Dean, the only former Wildcat currently coaching in the NHL, is upbeat himself as he talks about falling in love with Durham and UNH hockey at first sight and the unplanned nature of his long professional playing and coaching careers. A defenseman, he played in 331 games over seven years in the NHL and helped the New Jersey Devils win the Stanley Cup in the 1994–95 season. He got his start in coaching in the Devils organization as well, working with its American Hockey League team in Lowell and its East Coast Hockey League team in Trenton. In the 2016–17 season, his first as a head coach in the American Hockey League, he led the Providence Bruins to the AHL playoffs. Last summer, he was promoted to the Boston job, where he works primarily with the team’s defensemen.
“I had the opportunity to come here and jumped at it,” Dean says. “You want to work with the best players in the best league.”
Standing behind the bench in the TD Garden can be pressure-packed — “the puck drops and there’s a lot of eyes on you, a certain amount of responsibility,” Dean says — but he takes the same one-step-at-a-time approach to his coaching career that he did to playing. “I don’t have aspirations to be a head coach in the NHL yet,” he says. “I’m not ready. I still have a lot to learn. Try to learn every day and get a little bit better.”
Dean and his wife, Jill, live in North Andover, Massachusetts, with their four children. He gets to Durham as often as he can, usually to talk hockey with men’s head coach Dick Umile ’72 and associate head coaches Mike Souza ’00 and Glenn Stewart ’94. Umile, who is retiring after this year and handing over the reins of the program to Souza, took over as head coach when Bob Kullen passed away in November 1990, early in Dean’s senior season. That year marked a resurgence of the UNH program and its first winning campaign since 1983–84 — a transformation Dean helped lead.

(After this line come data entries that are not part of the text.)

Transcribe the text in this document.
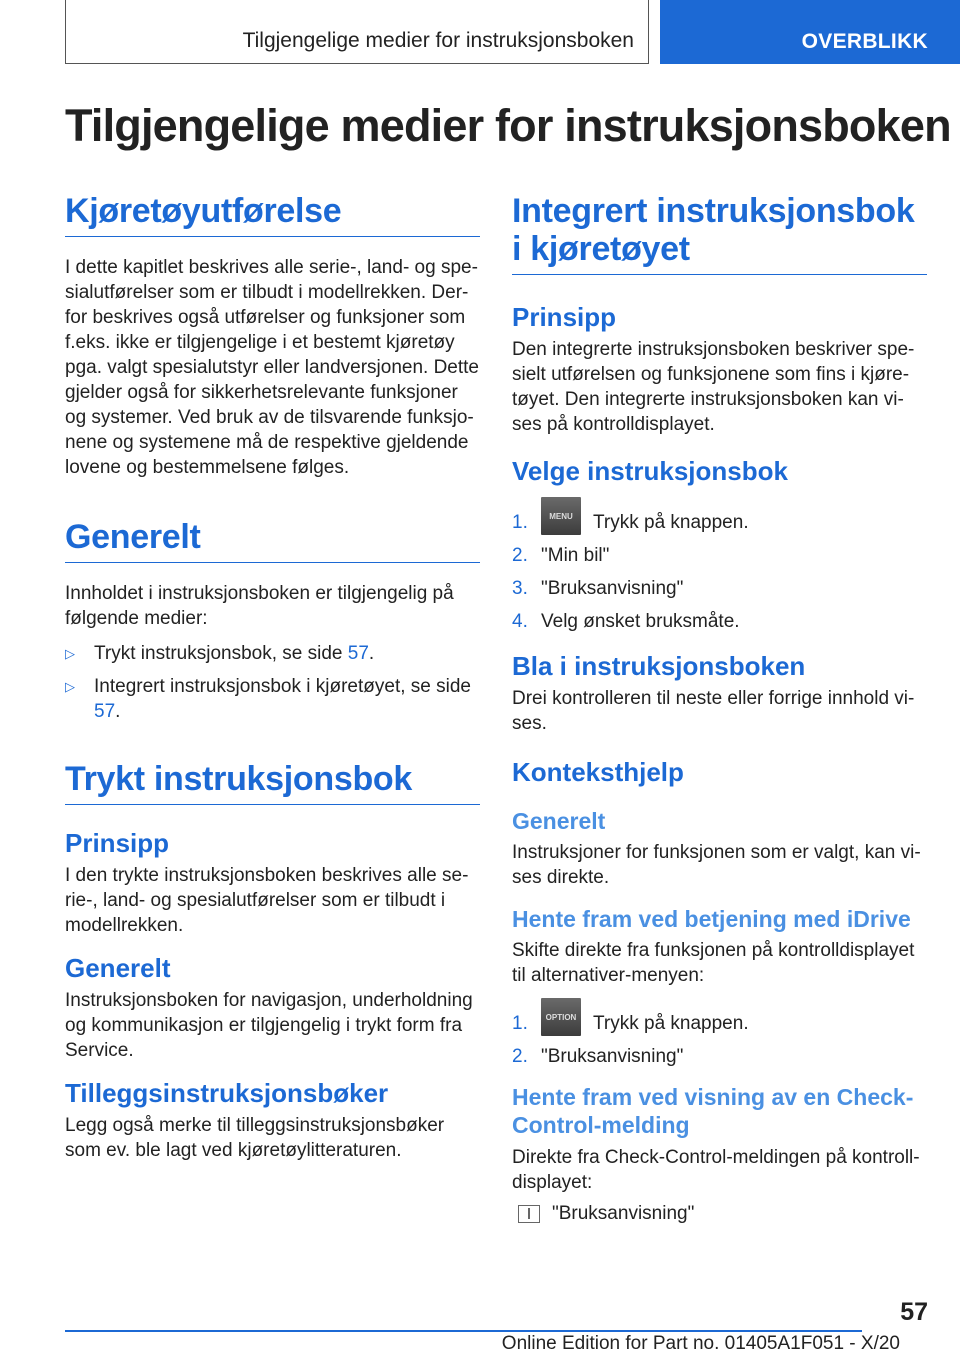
Tilgjengelige medier for instruksjonsboken	OVERBLIKK
Tilgjengelige medier for instruksjonsboken
Kjøretøyutførelse

I dette kapitlet beskrives alle serie-, land- og spesialutførelser som er tilbudt i modellrekken. Derfor beskrives også utførelser og funksjoner som f.eks. ikke er tilgjengelige i et bestemt kjøretøy pga. valgt spesialutstyr eller landversjonen. Dette gjelder også for sikkerhetsrelevante funksjoner og systemer. Ved bruk av de tilsvarende funksjonene og systemene må de respektive gjeldende lovene og bestemmelsene følges.

Generelt

Innholdet i instruksjonsboken er tilgjengelig på følgende medier:

▷	Trykt instruksjonsbok, se side 57.
▷	Integrert instruksjonsbok i kjøretøyet, se side 57.
Trykt instruksjonsbok
Prinsipp

I den trykte instruksjonsboken beskrives alle serie-, land- og spesialutførelser som er tilbudt i modellrekken.

Generelt

Instruksjonsboken for navigasjon, underholdning og kommunikasjon er tilgjengelig i trykt form fra Service.

Tilleggsinstruksjonsbøker

Legg også merke til tilleggsinstruksjonsbøker som ev. ble lagt ved kjøretøylitteraturen.

Integrert instruksjonsbok i kjøretøyet
Prinsipp

Den integrerte instruksjonsboken beskriver spesielt utførelsen og funksjonene som fins i kjøretøyet. Den integrerte instruksjonsboken kan vises på kontrolldisplayet.

Velge instruksjonsbok
1.	MENU	Trykk på knappen.
2. "Min bil"
3. "Bruksanvisning"
4. Velg ønsket bruksmåte.
Bla i instruksjonsboken

Drei kontrolleren til neste eller forrige innhold vises.

Konteksthjelp
Generelt

Instruksjoner for funksjonen som er valgt, kan vises direkte.

Hente fram ved betjening med iDrive

Skifte direkte fra funksjonen på kontrolldisplayet til alternativer-menyen:

1.	OPTION Trykk på knappen.
2. "Bruksanvisning"
Hente fram ved visning av en Check-Control-melding

Direkte fra Check-Control-meldingen på kontrolldisplayet:

"Bruksanvisning"
57
Online Edition for Part no. 01405A1F051 - X/20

“He was a big, strong, athletic defenseman with a lot of offensive skill,” Umile says. “He’s an absolutely terrific guy and a real good hockey man. He’s got a lot of knowledge of the game.”
Dean played alongside Stewart as a Wildcat, and he and Souza became fast friends when both lived and worked in Providence, Dean with the minor league Bruins and Souza as an assistant at Brown University. Dean’s Wildcat connections and loyalties run deep, and from the vantage point of his own coaching career, he says he appreciates the balance Kullen and then Umile instilled in their players.

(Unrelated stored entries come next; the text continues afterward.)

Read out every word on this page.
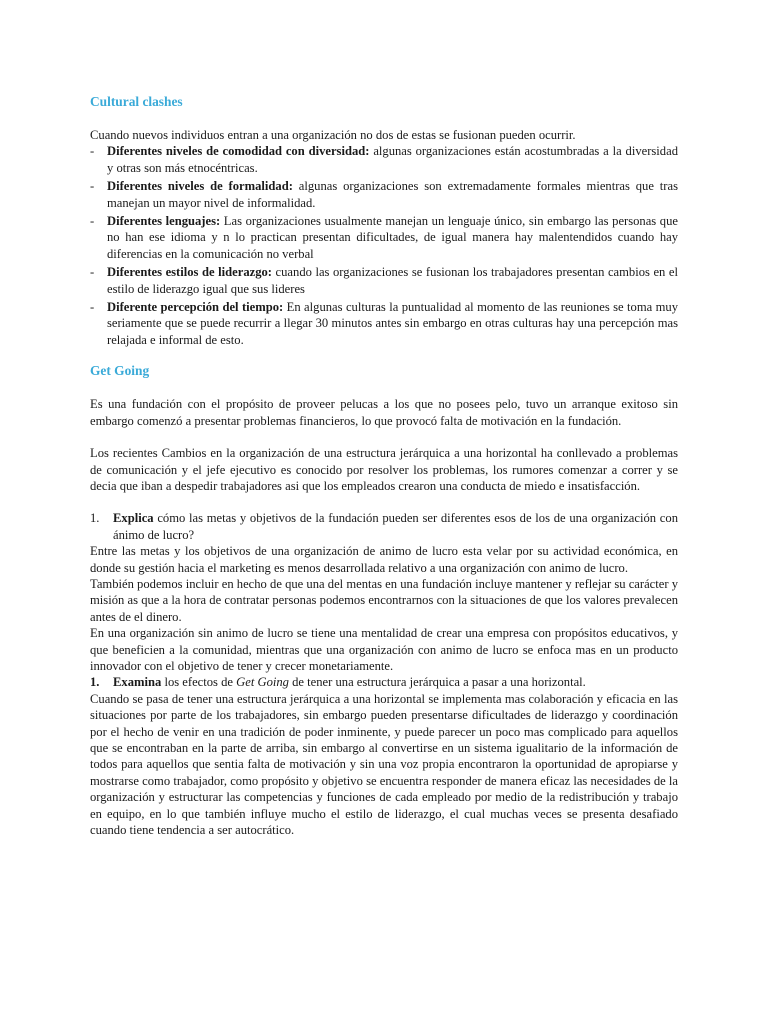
Cultural clashes

Cuando nuevos individuos entran a una organización no dos de estas se fusionan pueden ocurrir.

- Diferentes niveles de comodidad con diversidad: algunas organizaciones están acostumbradas a la diversidad y otras son más etnocéntricas.
- Diferentes niveles de formalidad: algunas organizaciones son extremadamente formales mientras que tras manejan un mayor nivel de informalidad.
- Diferentes lenguajes: Las organizaciones usualmente manejan un lenguaje único, sin embargo las personas que no han ese idioma y n lo practican presentan dificultades, de igual manera hay malentendidos cuando hay diferencias en la comunicación no verbal
- Diferentes estilos de liderazgo: cuando las organizaciones se fusionan los trabajadores presentan cambios en el estilo de liderazgo igual que sus lideres
- Diferente percepción del tiempo: En algunas culturas la puntualidad al momento de las reuniones se toma muy seriamente que se puede recurrir a llegar 30 minutos antes sin embargo en otras culturas hay una percepción mas relajada e informal de esto.
Get Going

Es una fundación con el propósito de proveer pelucas a los que no posees pelo, tuvo un arranque exitoso sin embargo comenzó a presentar problemas financieros, lo que provocó falta de motivación en la fundación.

Los recientes Cambios en la organización de una estructura jerárquica a una horizontal ha conllevado a problemas de comunicación y el jefe ejecutivo es conocido por resolver los problemas, los rumores comenzar a correr y se decia que iban a despedir trabajadores asi que los empleados crearon una conducta de miedo e insatisfacción.

1. Explica cómo las metas y objetivos de la fundación pueden ser diferentes esos de los de una organización con ánimo de lucro?

Entre las metas y los objetivos de una organización de animo de lucro esta velar por su actividad económica, en donde su gestión hacia el marketing es menos desarrollada relativo a una organización con animo de lucro.

También podemos incluir en hecho de que una del mentas en una fundación incluye mantener y reflejar su carácter y misión as que a la hora de contratar personas podemos encontrarnos con la situaciones de que los valores prevalecen antes de el dinero.

En una organización sin animo de lucro se tiene una mentalidad de crear una empresa con propósitos educativos, y que beneficien a la comunidad, mientras que una organización con animo de lucro se enfoca mas en un producto innovador con el objetivo de tener y crecer monetariamente.

1. Examina los efectos de Get Going de tener una estructura jerárquica a pasar a una horizontal.

Cuando se pasa de tener una estructura jerárquica a una horizontal se implementa mas colaboración y eficacia en las situaciones por parte de los trabajadores, sin embargo pueden presentarse dificultades de liderazgo y coordinación por el hecho de venir en una tradición de poder inminente, y puede parecer un poco mas complicado para aquellos que se encontraban en la parte de arriba, sin embargo al convertirse en un sistema igualitario de la información de todos para aquellos que sentia falta de motivación y sin una voz propia encontraron la oportunidad de apropiarse y mostrarse como trabajador, como propósito y objetivo se encuentra responder de manera eficaz las necesidades de la organización y estructurar las competencias y funciones de cada empleado por medio de la redistribución y trabajo en equipo, en lo que también influye mucho el estilo de liderazgo, el cual muchas veces se presenta desafiado cuando tiene tendencia a ser autocrático.
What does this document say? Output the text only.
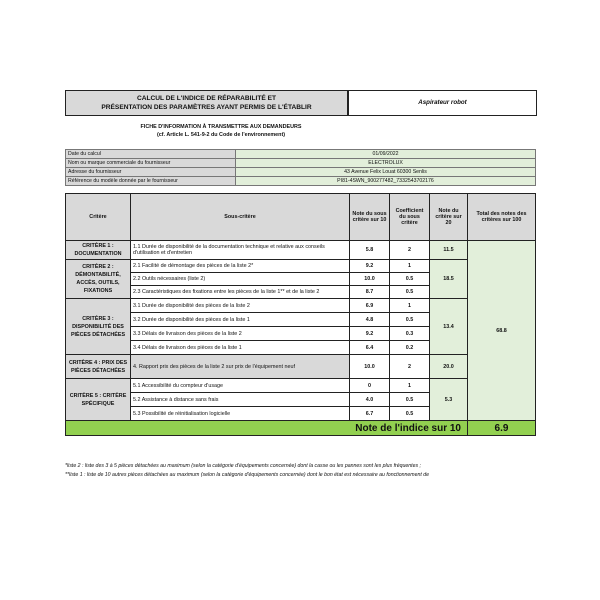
CALCUL DE L'INDICE DE RÉPARABILITÉ ET
PRÉSENTATION DES PARAMÈTRES AYANT PERMIS DE L'ÉTABLIR
Aspirateur robot
FICHE D'INFORMATION À TRANSMETTRE AUX DEMANDEURS
(cf. Article L. 541-9-2 du Code de l'environnement)
Date du calcul	01/09/2022
Nom ou marque commerciale du fournisseur	ELECTROLUX
Adresse du fournisseur	43 Avenue Felix Louat 60300 Senlis
Référence du modèle donnée par le fournisseur	PI81-4SWN_900277482_7332543702176
Critère	Sous-critère	Note du sous critère sur 10	Coefficient du sous critère	Note du critère sur 20	Total des notes des critères sur 100
CRITÈRE 1 : DOCUMENTATION	1.1 Durée de disponibilité de la documentation technique et relative aux conseils d'utilisation et d'entretien	5.8	2	11.5	68.8
CRITÈRE 2 : DÉMONTABILITÉ, ACCÈS, OUTILS, FIXATIONS	2.1 Facilité de démontage des pièces de la liste 2*	9.2	1	18.5	
	2.2 Outils nécessaires (liste 2)	10.0	0.5		
	2.3 Caractéristiques des fixations entre les pièces de la liste 1** et de la liste 2	8.7	0.5		
CRITÈRE 3 : DISPONIBILITÉ DES PIÈCES DÉTACHÉES	3.1 Durée de disponibilité des pièces de la liste 2	6.9	1	13.4	
	3.2 Durée de disponibilité des pièces de la liste 1	4.8	0.5		
	3.3 Délais de livraison des pièces de la liste 2	9.2	0.3		
	3.4 Délais de livraison des pièces de la liste 1	6.4	0.2		
CRITÈRE 4 : PRIX DES PIÈCES DÉTACHÉES	4. Rapport prix des pièces de la liste 2 sur prix de l'équipement neuf	10.0	2	20.0	
CRITÈRE 5 : CRITÈRE SPÉCIFIQUE	5.1 Accessibilité du compteur d'usage	0	1	5.3	
	5.2 Assistance à distance sans frais	4.0	0.5		
	5.3 Possibilité de réinitialisation logicielle	6.7	0.5		
Note de l'indice sur 10					6.9
*liste 2 : liste des 3 à 5 pièces détachées au maximum (selon la catégorie d'équipements concernée) dont la casse ou les pannes sont les plus fréquentes ;
**liste 1 : liste de 10 autres pièces détachées au maximum (selon la catégorie d'équipements concernée) dont le bon état est nécessaire au fonctionnement de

“You’re a student first, you’re a person, you’re someone’s son, you’re a part of the university,” Dean says. “You’re not just there to play hockey for four years and leave. You’re there to add something back to the university and have some esprit de corps, for lack of a better term. UNH provided that balance. There are great people up in Durham. I think it kind of trickles down into the type of person you are when you leave there.”